Online Program

Applying a Logistic Regression Model to Predict the Accuracy of Administrative Healthcare Claims in Identifying Patients with Chronic Kidney Disease

*Zongqiang Liao, Blue Cross Blue Shield of Michigan 
Chelsea Wellman, Blue Cross Blue Shield of Michigan 

Keywords: case definition, claims data, accuracy, health care, logistic regression model, predictors, chronic kidney disease, CKD

Background: Quality improvement and cost control for chronic kidney disease (CKD) rely on accurate identification of CKD patients, which could be done economically with a validated claims-based case definition.

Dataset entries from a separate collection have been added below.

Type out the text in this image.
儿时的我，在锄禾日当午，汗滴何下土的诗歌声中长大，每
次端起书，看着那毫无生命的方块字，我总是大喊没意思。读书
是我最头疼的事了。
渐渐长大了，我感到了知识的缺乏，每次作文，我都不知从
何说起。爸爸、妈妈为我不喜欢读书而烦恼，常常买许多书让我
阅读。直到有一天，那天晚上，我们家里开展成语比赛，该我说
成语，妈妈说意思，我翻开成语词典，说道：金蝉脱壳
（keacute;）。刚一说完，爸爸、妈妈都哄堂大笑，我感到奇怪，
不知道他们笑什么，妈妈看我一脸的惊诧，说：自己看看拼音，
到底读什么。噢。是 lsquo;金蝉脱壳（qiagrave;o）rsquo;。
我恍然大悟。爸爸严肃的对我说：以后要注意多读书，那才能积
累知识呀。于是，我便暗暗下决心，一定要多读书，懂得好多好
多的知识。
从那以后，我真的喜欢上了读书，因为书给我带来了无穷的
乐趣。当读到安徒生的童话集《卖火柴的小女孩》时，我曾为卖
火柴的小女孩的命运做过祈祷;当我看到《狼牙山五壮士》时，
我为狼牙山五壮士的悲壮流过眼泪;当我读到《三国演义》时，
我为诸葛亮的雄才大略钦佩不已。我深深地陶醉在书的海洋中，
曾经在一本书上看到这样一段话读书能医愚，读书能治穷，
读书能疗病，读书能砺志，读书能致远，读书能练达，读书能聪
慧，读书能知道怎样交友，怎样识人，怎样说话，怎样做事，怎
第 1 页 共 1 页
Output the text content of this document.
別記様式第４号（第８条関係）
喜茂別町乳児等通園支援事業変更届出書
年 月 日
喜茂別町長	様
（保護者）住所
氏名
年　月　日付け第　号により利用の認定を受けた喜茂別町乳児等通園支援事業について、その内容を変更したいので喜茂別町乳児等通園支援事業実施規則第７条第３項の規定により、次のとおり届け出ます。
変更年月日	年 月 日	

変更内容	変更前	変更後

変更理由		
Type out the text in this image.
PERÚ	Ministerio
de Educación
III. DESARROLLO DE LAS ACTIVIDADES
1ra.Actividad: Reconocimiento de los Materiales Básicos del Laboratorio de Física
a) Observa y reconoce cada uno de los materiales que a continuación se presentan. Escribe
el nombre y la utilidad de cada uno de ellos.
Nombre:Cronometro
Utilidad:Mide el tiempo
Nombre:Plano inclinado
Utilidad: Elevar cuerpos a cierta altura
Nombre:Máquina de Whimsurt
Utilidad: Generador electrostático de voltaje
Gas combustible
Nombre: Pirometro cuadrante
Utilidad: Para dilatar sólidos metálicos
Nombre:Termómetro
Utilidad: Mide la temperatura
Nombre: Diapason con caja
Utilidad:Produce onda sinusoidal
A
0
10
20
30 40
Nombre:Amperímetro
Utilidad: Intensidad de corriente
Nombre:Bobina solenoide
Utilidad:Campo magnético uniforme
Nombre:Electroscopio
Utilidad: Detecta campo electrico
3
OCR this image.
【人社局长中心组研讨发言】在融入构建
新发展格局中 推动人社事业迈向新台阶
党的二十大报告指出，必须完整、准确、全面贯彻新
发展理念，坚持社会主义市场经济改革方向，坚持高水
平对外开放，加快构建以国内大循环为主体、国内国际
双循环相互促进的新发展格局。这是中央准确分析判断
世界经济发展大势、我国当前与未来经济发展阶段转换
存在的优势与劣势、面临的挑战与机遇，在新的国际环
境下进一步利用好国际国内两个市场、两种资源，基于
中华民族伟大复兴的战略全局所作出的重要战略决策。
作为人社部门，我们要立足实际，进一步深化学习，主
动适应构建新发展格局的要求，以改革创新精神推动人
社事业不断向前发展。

Methods: CKD patients from eighteen 2011-2012 Michigan CKD registries (n=9,735) were used as “gold standards”. Cases were identified in Blue Cross Blue Shield of Michigan administrative data, a claims-based case definition was applied and a logistic regression model estimated the predictors of registry-case definition agreement about the presence of CKD. Results: CKD case definition sensitivity was 14.4%. The logistic regression model was well-fit and estimates for all independent variables were statistically significant. The main predictors were age < 65 vs. >= 65 years (OR=1.94), male vs. female (OR=2.02), primary insurance coverage vs. complementary insurance coverage (OR=1.82), CKD Stages 3A vs. 3B, 4 and 5 (OR=5.17, 15.68 and 16.63, respectively), the interaction between age and insurance coverage (OR=0.42), physician participating a pilot registry (OR=1.18), percentage of billing diabetes (OR=0.56) and hypertension (OR=0.09).

Conclusions: Claims capture a modest proportion of registry cases, but case definition sensitivity could be improved by focusing on particular sample attributes. Diabetes and hypertension billing patterns suggest that more consistent billing of CKD diagnoses may also improve sensitivity.